Around the beginning of 1971 Wonder's Motown contract ran out. Again no one noticed--no one but Stevie and Motown. Like any overprotective parent, Motown can be nasty when the kids get ideas of their own. The great Holland-Dozier-Holland production team had to fight years of lawsuits before establishing its own company, and neither David Ruffin nor Eddie Kendricks has survived the benign neglect with which Motown permitted them to leave the Temptations. But in the end Wonder returned to Motown with Music of My Mind, an album he had not only produced but also financed himself. There were minor hits on it. Then he and his integrated band, Wonderlove, did a well-reviewed tour with the Rolling Stones. Still he was half-ignored by everyone, including Motown. That stopped when "Superstition" became a number-one single, his second, after almost a decade. The vice-president of Motown presented him with a platinum record for "Superstition" and a gold record for the album Talking Book at a sold-out concert at Carnegie Hall.

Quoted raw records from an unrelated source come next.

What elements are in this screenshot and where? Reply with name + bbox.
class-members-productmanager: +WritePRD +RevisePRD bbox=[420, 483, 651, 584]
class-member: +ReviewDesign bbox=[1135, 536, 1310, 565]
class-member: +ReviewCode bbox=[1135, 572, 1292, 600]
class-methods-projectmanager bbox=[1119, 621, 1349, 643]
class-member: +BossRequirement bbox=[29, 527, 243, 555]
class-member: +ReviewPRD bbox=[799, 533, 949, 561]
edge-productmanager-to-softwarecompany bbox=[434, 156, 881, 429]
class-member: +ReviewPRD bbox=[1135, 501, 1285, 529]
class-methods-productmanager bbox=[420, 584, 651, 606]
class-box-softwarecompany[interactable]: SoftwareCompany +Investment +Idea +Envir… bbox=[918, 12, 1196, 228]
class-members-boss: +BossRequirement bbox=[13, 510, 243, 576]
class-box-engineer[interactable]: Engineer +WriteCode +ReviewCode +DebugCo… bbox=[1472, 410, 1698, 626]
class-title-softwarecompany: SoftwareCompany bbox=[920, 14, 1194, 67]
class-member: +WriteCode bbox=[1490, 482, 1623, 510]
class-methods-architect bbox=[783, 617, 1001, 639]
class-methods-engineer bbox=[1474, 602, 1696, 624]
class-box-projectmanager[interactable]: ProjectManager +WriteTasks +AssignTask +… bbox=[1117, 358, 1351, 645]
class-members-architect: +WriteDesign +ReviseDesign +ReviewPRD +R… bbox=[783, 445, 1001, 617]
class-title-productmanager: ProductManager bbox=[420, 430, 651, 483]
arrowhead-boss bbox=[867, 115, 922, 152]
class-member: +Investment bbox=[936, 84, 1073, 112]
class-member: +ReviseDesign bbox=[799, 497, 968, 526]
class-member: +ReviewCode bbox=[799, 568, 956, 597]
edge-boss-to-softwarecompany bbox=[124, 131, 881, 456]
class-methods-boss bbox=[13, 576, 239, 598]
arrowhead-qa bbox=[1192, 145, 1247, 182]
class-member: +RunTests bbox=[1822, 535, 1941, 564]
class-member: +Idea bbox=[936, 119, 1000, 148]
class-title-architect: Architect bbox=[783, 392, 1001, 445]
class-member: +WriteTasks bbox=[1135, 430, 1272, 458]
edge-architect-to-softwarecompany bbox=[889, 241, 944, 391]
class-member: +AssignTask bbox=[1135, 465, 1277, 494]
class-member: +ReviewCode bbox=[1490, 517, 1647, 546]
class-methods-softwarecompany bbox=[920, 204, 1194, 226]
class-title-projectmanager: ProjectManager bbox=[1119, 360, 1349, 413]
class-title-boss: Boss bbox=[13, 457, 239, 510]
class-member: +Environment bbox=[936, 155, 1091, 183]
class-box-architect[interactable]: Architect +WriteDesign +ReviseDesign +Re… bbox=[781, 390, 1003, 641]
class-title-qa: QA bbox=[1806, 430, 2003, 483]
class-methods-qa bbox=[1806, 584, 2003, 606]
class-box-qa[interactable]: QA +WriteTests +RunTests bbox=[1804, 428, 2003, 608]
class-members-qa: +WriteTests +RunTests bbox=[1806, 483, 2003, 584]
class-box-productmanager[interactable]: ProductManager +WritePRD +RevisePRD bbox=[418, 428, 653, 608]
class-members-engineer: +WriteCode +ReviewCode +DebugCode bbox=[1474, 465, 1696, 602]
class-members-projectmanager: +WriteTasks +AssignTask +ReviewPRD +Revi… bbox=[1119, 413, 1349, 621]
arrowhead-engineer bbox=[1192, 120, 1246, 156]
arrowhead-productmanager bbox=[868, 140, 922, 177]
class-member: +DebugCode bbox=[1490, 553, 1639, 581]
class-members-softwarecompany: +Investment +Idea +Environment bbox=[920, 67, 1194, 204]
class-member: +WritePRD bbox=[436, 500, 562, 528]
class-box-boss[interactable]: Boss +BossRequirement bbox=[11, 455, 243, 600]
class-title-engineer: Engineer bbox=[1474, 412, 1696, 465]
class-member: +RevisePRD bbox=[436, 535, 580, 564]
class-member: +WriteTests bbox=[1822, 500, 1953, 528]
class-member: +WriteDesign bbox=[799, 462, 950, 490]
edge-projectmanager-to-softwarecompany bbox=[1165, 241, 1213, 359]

Because he is blind, Wonder has always been compared to Ray Charles. Although both singers flaunt an unembarrassed relish for aural fancy that may relate to their sightlessness, the comparison has always seemed a little inept. Ray Charles did create soul music, after all. Stevie Wonder is just a talented kid. Yet now Wonder is in a position to synthesize something equally far-reaching: He is young enough and rich enough to put five years of brotherhood and black-beauty and youth-culture and believe-in-music rhetoric into practice. At twenty-two, he plays countless instruments, excelling on the ARP synthesizer. He has been a great singer for at least five years. His music is more than modernized blues/soul/jazz/gospel, borrowing from disparate white sources as well. Unlike Jimi Hendrix, he doesn't have to win over the black audience, and unlike Hendrix and Sly Stone, he doesn't seem likely to destroy himself. He is blessed with an unpretentious natural optimism that proceeds from his experience, for after all, he had all the odds against him and never lost a round. Potentially, Stevie Wonder could be the center of a whole new kind of rock and roll.
Since Wonder approaches his career with the same freewheeling instinct that shapes his music, he may not achieve popular supersuccess--that requires real cunning. But he does say that if he could set an arena dancing the way Sly does, he would never be late for a concert in his life. It's probably true, too. If this is top be a decade of upbeat performers, I'd just as soon they have as much right to the upbeat as Stevie Wonder does.